その動きは早くは中世から見られますが、一般には江戸時代中期後期以後の儒教や国学や復古神道に伴うものを指し、狭義には明治新政府により出された神仏分離令に基づき全国的に公的に行われたものを指します。

(神仏分離令:正式には神仏判然令。慶応4年3月13日(1868年4月5日)から明治元年10月18日(1868年12月1日)までに出された太政官布告、神祇官事務局達、太政官達など一連の通達の総称)

神仏分離令は仏教排斥を意図したものではなかったのですが、これをきっかけに全国各地で廃仏毀釈運動(はいぶつきしゃくうんどう)がおこり、各地の寺院や仏具の破壊が行なわれました。檀家制度のもとで、寺院に搾取されていたと感じる民衆がこれに加わったのです。

政府は神道国教化の下準備として神仏分離政策を行ないましたが、明治5年3月14日(1872年4月21日)の神祇省廃止・教部省設置で頓挫し、神仏共同布教体制となりました。

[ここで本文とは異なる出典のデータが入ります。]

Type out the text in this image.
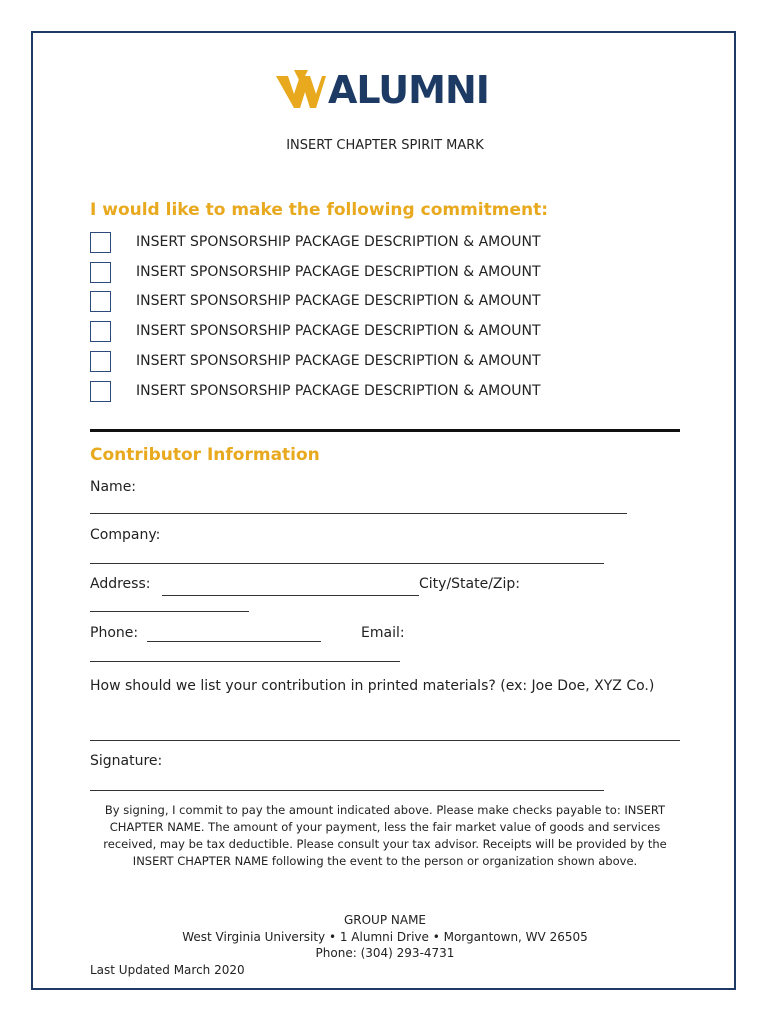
ALUMNI
INSERT CHAPTER SPIRIT MARK
I would like to make the following commitment:
INSERT SPONSORSHIP PACKAGE DESCRIPTION & AMOUNT
INSERT SPONSORSHIP PACKAGE DESCRIPTION & AMOUNT
INSERT SPONSORSHIP PACKAGE DESCRIPTION & AMOUNT
INSERT SPONSORSHIP PACKAGE DESCRIPTION & AMOUNT
INSERT SPONSORSHIP PACKAGE DESCRIPTION & AMOUNT
INSERT SPONSORSHIP PACKAGE DESCRIPTION & AMOUNT
Contributor Information
Name:
Company:
Address:	City/State/Zip:
Phone:	Email:
How should we list your contribution in printed materials? (ex: Joe Doe, XYZ Co.)
Signature:
By signing, I commit to pay the amount indicated above. Please make checks payable to: INSERT CHAPTER NAME. The amount of your payment, less the fair market value of goods and services received, may be tax deductible. Please consult your tax advisor. Receipts will be provided by the INSERT CHAPTER NAME following the event to the person or organization shown above.
GROUP NAME
West Virginia University • 1 Alumni Drive • Morgantown, WV 26505
Phone: (304) 293-4731
Last Updated March 2020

廃仏毀釈運動は明治以降、第二次世界大戦の敗戦まで一部の過激な神道家とこれに追随した一部民衆が行ったものの、一部地域を除き、民衆には普及しませんでした。現代でも神社と寺院の違いが判らない方も多いと思いますが、中には神仏習合の風習を受け継いだり復興させたりするところもありますが、神道、仏教のそれぞれの内部では、お互いに忌避(きひ)するむきもあるのです。

根津権現、神田明神など庶民に親しまれている名称も、すべてこの時期に正式には「神社」に統一されました。